Schon vor diesem denkwürdigen Dienstag gehörte sie zu jenen Fragen, die Jürgen Klopp in seinem Leben nach eigener Einschätzung mit am häufigsten beantworten musste. Er hat also eine gewisse Übung darin, Träume platzen zu lassen, womöglich auch seine eigenen.
Irgendwann einmal die deutsche Nationalmannschaft trainieren zu dürfen galt schon als eine Art zumindest beruflicher Lebenstraum Klopps, als er den BVB Anfang des vorigen Jahrzehnts zu den letzten zwei Meisterschaften des Klubs und ins Champions-League-Finale führte. Als "TV-Bundestrainer" war er sogar schon 2006 bezeichnet worden, als er uns Zuschauern die Sommermärchen-Spiele erklärte.

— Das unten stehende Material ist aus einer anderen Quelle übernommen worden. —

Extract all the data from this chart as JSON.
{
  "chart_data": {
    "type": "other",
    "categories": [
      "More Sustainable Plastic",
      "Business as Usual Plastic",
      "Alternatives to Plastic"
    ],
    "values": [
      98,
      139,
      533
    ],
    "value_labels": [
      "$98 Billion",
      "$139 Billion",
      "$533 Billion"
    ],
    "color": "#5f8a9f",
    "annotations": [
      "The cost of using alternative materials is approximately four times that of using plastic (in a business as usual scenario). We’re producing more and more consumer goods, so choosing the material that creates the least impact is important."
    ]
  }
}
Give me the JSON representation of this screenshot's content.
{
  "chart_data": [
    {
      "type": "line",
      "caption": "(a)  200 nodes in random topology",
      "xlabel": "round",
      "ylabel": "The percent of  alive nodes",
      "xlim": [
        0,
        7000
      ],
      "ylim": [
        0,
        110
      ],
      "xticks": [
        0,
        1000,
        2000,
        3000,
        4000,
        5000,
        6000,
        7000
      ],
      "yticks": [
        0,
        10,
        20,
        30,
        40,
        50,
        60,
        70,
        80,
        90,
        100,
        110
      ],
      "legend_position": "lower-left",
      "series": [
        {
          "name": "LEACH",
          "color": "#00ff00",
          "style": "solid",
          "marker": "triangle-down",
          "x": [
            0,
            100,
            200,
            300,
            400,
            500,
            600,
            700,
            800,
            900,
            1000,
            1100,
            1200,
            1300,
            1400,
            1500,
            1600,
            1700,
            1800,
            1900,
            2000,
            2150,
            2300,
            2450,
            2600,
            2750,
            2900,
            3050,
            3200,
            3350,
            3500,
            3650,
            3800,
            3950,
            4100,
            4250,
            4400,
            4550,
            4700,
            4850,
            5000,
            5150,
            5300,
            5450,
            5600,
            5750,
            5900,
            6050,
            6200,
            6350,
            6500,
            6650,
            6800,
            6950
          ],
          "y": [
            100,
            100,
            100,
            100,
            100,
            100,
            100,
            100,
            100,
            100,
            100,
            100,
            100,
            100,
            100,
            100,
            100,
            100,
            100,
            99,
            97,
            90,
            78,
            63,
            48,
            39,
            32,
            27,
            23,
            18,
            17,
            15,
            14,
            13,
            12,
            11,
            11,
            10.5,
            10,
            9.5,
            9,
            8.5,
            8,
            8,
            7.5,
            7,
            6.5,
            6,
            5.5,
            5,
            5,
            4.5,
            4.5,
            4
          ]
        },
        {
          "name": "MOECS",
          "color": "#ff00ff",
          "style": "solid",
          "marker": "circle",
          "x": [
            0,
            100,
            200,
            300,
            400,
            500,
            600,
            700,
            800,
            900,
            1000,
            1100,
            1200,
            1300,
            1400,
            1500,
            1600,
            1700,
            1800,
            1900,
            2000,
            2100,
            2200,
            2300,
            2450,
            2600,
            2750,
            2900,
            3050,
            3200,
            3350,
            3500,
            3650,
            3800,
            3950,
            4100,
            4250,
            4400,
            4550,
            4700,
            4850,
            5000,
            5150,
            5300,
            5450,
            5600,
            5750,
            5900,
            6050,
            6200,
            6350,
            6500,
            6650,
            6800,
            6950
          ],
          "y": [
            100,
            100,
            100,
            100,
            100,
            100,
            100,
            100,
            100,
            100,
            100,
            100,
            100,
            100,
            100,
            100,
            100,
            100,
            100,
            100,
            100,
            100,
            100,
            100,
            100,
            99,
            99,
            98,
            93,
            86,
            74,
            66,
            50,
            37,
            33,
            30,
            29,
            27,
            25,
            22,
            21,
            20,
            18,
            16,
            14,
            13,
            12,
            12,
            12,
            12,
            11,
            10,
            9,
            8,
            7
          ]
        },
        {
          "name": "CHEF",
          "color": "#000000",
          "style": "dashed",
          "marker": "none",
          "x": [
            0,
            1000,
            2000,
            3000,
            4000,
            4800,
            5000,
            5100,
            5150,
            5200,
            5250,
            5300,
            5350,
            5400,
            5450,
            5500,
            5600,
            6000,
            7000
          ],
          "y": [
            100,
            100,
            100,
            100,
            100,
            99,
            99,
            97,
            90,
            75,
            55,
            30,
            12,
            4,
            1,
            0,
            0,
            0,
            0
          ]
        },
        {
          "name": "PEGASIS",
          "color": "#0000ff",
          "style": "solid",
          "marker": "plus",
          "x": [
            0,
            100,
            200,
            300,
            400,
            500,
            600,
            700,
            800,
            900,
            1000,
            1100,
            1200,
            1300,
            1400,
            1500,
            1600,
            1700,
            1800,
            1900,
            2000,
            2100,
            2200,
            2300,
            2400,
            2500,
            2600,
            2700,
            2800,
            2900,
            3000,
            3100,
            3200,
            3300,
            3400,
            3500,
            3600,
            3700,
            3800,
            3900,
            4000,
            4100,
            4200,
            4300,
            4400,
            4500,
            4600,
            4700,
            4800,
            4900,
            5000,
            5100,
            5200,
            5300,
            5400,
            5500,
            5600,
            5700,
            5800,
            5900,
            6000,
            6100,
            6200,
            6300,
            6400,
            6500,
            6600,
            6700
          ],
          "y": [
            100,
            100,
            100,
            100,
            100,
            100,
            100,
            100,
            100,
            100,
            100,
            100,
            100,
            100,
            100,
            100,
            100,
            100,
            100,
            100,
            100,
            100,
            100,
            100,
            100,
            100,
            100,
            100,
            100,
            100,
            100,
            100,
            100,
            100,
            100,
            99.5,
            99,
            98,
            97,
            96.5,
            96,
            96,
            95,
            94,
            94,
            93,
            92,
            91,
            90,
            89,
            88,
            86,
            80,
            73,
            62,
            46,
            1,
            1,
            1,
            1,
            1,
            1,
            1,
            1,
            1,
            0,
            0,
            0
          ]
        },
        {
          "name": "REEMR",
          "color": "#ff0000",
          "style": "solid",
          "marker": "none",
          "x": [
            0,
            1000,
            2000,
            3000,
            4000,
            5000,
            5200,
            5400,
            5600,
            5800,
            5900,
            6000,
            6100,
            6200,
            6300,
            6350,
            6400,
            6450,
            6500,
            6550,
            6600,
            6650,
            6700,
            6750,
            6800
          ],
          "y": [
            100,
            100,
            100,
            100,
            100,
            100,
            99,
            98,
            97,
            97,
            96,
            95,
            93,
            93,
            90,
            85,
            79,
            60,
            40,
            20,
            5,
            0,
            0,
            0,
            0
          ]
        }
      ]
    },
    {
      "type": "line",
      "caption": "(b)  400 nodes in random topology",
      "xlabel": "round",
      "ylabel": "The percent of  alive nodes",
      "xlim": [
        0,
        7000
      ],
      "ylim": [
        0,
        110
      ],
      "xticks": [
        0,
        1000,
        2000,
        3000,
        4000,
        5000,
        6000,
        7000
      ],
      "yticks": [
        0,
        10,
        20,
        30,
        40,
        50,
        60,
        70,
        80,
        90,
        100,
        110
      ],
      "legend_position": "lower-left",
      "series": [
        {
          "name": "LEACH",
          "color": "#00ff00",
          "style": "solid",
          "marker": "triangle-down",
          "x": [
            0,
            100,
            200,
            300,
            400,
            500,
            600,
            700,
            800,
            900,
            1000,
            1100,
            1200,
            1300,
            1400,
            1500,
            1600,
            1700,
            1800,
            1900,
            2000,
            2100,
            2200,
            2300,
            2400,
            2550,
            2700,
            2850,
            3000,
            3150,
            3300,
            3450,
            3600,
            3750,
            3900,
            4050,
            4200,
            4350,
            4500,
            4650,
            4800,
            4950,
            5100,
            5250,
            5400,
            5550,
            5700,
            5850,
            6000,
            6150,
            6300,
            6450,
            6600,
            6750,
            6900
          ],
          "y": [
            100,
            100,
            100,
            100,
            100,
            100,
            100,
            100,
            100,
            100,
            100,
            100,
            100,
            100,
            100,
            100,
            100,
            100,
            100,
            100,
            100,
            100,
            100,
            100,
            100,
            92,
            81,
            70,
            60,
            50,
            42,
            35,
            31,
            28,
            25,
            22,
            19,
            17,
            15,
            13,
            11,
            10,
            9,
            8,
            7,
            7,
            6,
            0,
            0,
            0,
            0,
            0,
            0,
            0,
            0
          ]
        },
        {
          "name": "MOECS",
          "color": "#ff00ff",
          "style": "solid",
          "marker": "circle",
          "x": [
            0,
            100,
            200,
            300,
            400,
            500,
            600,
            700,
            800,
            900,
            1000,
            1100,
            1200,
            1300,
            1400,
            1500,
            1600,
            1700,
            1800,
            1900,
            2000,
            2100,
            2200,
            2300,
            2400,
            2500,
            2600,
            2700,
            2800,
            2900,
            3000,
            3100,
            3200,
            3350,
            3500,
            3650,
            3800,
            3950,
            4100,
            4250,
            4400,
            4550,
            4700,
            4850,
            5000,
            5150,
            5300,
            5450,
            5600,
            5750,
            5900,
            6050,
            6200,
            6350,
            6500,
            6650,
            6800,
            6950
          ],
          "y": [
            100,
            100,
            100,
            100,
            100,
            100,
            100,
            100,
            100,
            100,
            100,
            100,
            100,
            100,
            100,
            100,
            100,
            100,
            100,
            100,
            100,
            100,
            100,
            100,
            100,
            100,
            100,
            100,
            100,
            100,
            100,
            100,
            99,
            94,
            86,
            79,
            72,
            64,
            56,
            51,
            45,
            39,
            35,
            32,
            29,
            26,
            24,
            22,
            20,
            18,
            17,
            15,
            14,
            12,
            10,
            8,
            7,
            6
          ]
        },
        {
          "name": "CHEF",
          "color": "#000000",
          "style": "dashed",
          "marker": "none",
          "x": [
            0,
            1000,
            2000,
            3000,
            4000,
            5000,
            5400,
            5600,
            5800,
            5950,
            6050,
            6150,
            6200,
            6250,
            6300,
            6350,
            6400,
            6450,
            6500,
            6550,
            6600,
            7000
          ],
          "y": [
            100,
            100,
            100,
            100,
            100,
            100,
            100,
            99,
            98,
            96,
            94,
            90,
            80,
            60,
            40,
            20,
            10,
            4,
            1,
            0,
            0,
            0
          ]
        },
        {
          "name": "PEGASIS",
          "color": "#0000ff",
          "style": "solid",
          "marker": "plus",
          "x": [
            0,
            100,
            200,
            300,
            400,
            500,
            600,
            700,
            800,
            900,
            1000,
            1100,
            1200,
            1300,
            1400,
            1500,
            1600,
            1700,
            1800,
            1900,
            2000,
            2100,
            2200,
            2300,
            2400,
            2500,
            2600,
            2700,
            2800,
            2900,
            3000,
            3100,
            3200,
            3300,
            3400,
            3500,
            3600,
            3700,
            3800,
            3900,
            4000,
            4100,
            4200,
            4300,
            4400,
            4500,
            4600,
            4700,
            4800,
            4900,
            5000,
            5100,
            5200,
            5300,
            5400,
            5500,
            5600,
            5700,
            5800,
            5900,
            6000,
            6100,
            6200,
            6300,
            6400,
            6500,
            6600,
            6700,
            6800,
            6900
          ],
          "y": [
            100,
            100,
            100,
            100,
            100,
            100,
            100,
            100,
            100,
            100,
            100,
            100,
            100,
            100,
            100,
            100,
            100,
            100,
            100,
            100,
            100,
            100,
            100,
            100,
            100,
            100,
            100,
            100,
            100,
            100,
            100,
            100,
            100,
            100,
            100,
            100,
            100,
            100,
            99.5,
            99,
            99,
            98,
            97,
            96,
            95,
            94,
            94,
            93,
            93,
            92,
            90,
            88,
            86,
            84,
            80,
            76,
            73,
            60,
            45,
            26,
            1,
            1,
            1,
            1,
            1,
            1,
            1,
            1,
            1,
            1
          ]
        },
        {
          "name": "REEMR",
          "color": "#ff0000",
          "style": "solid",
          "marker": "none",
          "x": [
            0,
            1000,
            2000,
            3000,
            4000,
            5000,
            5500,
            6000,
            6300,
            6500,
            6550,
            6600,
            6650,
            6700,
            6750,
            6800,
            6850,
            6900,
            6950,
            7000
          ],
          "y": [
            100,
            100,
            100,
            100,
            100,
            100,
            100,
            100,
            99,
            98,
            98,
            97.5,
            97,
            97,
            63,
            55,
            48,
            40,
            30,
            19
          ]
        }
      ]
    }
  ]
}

Was heute fast schon vergessen ist: Nach der EM 2012, nach dem WM-Triumph 2014 und auch nach der EM 2016 stellte sich Bundestrainer Joachim Löw selbst jeweils ein paar Wochen lang die Frage, ob er weitermachen wolle. Nur nach dem WM-Desaster 2018 verließ Löw sein Instinkt, nur "2018 war ich relativ schnell sicher, dass ich weitermachen möchte", erläuterte der nun nach der EM 2021 nach 15 Jahren scheidende Rekord-Bundestrainer selbst einmal.
Klopp galt stets als idealer und logischer Kandidat für die bis jetzt sehr abstrakte Möglichkeit, dass auch der ewige Jogi irgendwann nicht mehr Bundestrainer sein könnte. Jetzt, da die Frage sehr konkret ist, sagte der logische Kandidat - und auch der Wunschtrainer der User von SPOX und Goal- als Erster öffentlich ab. Klopp auf ewig nur TV-Bundestrainer?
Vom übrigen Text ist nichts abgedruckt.